What really scares me is to hear fundraisers say “I raised this” or “I raised that” as if it were something they did by themselves. If you hear a fundraiser say “I raised this much,” run for the hills because it’s a clear signal that the person speaking does not understand the dynamics of either individual or institutional relationships. When I retired, some friends I’ve worked with over the years sent me letters that are generous beyond words, giving me credit for things that I do not deserve. Even when people tell you what an influence you have been, you have to realize it’s just their generosity talking. Truthfully, it really is a whole matrix of people and of values reflected in the mission of the institution that prompts these people to make the ultimate gifts that mean so much.
Sharpe: You have suggested that major gift officers must have a “forgiving nature.” What did you mean by this?
Dunlop: If I had the ability to gauge the people we hire to do development work, I would put this trait at the top of the list.
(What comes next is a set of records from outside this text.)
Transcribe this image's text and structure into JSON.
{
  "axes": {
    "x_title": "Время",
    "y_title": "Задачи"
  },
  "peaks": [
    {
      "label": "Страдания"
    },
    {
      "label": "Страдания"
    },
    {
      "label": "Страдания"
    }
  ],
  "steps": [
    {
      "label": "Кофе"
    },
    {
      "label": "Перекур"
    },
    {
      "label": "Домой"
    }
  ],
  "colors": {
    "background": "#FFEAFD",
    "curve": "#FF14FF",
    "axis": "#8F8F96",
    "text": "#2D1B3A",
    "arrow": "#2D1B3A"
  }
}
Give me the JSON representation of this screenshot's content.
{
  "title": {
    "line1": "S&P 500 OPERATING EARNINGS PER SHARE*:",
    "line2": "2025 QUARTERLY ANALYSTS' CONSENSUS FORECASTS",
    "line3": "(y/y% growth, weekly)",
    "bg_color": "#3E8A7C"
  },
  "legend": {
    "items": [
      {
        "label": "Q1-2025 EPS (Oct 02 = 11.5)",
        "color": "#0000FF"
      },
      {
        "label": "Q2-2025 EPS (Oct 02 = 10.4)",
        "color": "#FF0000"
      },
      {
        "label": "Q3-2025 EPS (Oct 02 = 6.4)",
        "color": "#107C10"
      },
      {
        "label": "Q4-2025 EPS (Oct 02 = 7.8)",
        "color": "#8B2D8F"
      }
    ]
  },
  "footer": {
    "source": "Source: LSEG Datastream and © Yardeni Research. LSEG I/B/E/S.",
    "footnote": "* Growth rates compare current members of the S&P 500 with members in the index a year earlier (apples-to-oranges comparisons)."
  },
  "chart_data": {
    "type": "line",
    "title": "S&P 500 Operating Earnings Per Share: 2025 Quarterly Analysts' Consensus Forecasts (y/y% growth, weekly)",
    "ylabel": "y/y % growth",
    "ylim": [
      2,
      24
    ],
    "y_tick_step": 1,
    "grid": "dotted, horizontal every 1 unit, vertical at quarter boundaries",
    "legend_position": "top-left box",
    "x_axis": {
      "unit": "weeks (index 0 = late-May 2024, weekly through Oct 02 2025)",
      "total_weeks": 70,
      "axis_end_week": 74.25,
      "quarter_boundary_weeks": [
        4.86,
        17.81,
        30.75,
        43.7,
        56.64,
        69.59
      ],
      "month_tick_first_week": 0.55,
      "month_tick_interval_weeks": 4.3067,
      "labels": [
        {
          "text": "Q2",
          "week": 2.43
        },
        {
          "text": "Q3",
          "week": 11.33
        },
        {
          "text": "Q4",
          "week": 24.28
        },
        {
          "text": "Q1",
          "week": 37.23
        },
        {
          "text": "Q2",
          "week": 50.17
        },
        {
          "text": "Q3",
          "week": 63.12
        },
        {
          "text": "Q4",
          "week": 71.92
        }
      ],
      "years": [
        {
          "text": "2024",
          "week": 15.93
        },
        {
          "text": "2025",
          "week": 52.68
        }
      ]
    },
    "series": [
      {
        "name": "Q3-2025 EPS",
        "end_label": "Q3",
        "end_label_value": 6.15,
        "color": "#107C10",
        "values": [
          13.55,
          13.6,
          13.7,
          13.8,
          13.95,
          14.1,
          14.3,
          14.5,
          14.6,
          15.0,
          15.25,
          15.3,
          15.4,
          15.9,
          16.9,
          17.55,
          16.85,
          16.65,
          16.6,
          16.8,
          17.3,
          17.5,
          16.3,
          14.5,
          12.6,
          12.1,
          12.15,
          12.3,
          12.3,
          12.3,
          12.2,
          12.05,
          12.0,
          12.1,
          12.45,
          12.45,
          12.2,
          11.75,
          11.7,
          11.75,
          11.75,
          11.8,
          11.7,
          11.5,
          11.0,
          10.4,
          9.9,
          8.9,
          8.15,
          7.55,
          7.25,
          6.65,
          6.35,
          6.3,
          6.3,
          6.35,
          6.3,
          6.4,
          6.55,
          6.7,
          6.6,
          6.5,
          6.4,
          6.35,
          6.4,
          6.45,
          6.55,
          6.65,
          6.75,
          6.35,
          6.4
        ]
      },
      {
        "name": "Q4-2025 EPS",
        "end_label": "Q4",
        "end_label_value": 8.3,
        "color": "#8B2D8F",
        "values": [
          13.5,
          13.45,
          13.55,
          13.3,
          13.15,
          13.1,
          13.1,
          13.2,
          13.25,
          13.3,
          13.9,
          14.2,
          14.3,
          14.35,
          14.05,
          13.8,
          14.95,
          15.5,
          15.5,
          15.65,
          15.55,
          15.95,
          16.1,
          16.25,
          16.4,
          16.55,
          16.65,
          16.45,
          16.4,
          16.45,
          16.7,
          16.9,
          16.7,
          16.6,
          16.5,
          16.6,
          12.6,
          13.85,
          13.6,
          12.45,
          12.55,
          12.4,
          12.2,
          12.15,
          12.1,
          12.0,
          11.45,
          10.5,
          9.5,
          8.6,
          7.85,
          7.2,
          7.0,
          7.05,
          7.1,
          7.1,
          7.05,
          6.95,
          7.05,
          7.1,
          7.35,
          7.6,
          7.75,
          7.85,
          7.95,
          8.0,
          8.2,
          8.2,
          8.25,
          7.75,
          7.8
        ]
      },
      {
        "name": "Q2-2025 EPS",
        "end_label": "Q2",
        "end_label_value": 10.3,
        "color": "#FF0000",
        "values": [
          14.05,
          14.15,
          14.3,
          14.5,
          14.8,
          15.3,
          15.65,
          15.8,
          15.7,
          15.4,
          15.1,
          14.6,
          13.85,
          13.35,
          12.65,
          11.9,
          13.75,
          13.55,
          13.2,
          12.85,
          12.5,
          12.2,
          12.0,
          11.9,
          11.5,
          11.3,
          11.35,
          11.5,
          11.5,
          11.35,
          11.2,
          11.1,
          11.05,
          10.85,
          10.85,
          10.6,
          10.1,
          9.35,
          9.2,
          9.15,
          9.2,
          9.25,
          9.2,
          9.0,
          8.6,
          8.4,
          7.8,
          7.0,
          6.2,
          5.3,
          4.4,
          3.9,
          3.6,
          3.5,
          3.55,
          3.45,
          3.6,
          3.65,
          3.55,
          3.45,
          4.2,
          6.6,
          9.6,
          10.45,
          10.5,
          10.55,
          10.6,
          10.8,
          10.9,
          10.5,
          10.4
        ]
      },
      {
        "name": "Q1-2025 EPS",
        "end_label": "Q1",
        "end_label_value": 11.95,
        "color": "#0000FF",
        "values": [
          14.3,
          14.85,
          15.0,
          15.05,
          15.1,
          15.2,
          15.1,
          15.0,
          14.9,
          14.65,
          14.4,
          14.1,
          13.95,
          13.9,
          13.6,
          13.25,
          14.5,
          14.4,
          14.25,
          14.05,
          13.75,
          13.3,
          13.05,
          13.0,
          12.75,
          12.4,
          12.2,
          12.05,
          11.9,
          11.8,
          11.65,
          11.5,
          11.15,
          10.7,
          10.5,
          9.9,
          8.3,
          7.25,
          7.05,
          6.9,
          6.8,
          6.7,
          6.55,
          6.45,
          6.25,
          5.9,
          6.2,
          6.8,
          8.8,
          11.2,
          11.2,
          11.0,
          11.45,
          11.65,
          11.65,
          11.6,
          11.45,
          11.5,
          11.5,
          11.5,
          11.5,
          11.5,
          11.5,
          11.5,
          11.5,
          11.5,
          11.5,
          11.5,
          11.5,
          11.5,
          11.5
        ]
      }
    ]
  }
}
Let me explain why. The friends we address and from whom we hope to receive significant gifts are no more or less perfect than the rest of us. And as we grow close to them, we will see their virtues but we will also see things that aren’t so virtuous.
Unless we can forgive our friends their mistakes and appreciate the good things that they do, we’re liable to become fakers, to become the kind of people who say things they don’t mean and express things they don’t feel. A fundraiser can get away with that for a day, a week, or maybe even a month, but not much longer. People see through that. So by having a truly forgiving nature, we can genuinely like people, appreciate them, forgive them their shortcomings, and be fully genuine in what we do.